Now that I have a film category (should have placed it long ago), here goes.
My daughter, K, and her friend, C, and I finally had the change to watch the “longer” version of P. Jackson’s LOTR last night. Took a while. But we left the final film wondering at some of the extended version inserts. Faramir and Eowyn have their time, but the nod came off a little strange. After all her looks and urgings for Aragorn, she and Faramir exchange glances and poof “sense of balance,” or, rather, love over some amount of time, judging by the change in light scene to scene. The event transition in the film seemed more than a day. Cut then to Pippin finding Merry in the gloom of battle. The experience of these two events had a disjointed feel, however. I couldn’t tell if this signaled flashback, parallel time, or progressive sequence. The danger of all this has to do with relieving tension. We’re supposed to feel glad in the balance between relationships: Aragorn gets his and Eowyn gets hers. Eowyn loses then gains something. Of all the three films, I felt that the Return of the King was the most dangerous to complete because it is, after all, the resolving film. Still liked it very much.
Return of the King was indeed very tough in the transition and time departments. The book actually ends like it begins: 60+ pages of Hobbit-tale. But the ROTK Hobbit stuff was much more annoying, and in my opinion should have been published as a seperate novella.
Well, not surprisingly, I found the endings of ROTK just as annoying. I say endings because by my count, ROTK “ended” at least three different times. It should have ended at Aragorn’s coronation. I know that would have left Frodo’s parting out of it, but at that point everything felt so anti-climactic.
Of all the movies, ROTK felt rushed as the end got nearer.. even at 3.5 hours. I’m not really going to fault Jackson because the way Tolkien wrote the trilogy made it very tricky to translate to film.
Film is a medium that requires constant peaks and valleys. But the books have a lot of plateaus. And where you can put a book down and come back, movies don’t really work that way. All in all, I throughly enjoyed the LOTR films, and of all the movies, ROTK definately benefitted the most from the extended edition.
Josh,
I thought that Jackson’s changes in the telling of ROTK were very ambitious. Imagine that in the novel you don’t know whether Frodo is captured. In the movie you know he’s escaped the orcs, thus the face-off at the gate has very little emotional power. Tradeoffs, tradeoffs. The return of the hobbits to Hobbiton, in my mind, was the true resolution to the tale of the 4 in the novel. They return and F,S,P, and M’s changes are used to save their sweatest territory. They “become” at the end–it’s the culminating test. But you’re right, there are many potential endings here, depending on whose story you concentrate on, just one part of Tolkien’s genius.

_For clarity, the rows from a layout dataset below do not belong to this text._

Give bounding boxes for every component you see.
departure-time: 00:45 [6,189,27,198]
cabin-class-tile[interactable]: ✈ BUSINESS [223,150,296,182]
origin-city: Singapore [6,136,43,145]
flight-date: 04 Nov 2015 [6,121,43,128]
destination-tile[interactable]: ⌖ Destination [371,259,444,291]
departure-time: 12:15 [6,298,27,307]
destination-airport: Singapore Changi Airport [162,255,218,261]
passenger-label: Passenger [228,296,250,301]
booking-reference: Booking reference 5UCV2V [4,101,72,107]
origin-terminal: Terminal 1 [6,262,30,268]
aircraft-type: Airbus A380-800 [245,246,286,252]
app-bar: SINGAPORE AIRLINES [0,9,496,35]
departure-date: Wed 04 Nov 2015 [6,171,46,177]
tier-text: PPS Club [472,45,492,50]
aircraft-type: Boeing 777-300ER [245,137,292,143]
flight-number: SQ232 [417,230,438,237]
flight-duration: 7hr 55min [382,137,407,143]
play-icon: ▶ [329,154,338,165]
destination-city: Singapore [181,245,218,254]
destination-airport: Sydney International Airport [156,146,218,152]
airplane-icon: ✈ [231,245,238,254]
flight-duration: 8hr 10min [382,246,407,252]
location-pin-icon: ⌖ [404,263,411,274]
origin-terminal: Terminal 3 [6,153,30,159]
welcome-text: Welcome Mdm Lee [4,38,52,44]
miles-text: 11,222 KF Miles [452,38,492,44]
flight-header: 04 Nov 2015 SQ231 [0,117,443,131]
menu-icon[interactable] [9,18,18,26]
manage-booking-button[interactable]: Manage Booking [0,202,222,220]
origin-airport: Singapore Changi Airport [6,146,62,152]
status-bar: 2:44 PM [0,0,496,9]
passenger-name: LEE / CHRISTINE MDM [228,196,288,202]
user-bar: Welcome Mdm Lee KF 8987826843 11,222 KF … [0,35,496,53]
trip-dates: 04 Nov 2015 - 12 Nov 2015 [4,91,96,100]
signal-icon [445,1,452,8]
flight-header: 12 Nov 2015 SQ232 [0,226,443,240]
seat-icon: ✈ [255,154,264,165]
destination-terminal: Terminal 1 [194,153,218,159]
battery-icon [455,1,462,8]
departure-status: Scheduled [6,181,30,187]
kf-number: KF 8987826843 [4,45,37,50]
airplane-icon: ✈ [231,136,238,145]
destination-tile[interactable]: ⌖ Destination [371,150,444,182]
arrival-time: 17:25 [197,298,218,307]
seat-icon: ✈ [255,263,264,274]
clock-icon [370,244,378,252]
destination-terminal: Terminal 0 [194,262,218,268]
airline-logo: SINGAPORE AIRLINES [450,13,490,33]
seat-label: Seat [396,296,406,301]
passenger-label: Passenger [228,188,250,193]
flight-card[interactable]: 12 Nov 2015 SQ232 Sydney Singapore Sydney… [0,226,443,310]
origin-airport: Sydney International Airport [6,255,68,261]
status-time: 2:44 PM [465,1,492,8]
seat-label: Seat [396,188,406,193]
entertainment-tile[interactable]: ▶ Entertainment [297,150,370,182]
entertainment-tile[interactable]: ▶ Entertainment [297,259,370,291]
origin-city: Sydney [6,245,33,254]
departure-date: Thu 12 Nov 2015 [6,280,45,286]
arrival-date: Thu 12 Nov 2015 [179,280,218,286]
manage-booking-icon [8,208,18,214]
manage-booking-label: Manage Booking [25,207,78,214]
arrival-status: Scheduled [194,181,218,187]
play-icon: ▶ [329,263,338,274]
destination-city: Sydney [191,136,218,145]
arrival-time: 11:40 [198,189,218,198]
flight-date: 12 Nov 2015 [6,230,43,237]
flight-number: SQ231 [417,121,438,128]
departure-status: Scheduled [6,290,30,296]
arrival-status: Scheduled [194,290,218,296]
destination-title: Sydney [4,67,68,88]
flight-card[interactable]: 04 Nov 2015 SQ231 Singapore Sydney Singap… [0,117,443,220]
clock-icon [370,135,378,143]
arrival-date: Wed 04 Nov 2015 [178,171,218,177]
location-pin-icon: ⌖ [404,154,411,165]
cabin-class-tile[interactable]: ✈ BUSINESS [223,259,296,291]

I find that LOTR is a sad tale all the way around, much as is the tale of Arthur. All the cool people leave “us” to fend for ourselves.
I definately think that there are two versions of LOTR:
Tolkien’s version, which focuses on the Hobbits
and Jackson’s version, which focuses on Middle-earth.
I almost get the sense that Tolkien wrote “Middle-earth’s story” as an aside to Frodo and Sam’s because it “had to be told”. It’s as if he doesn’t want the world of men mucking up the journeys of the two brave Hobbits, so he seperates the two stories. This isn’t a surprising revelation if you know Tolkien’s background and how he felt towards the Age of Industry.
I am happy for both, because both tell the same story from different perspectives. Ut would have been a very tough choice, but Jackson should have remained consistent with his interpretation of the movies and ended ROTK with the story of Middle-earth in focus.
Your ending sentence is right on with how I felt at the end.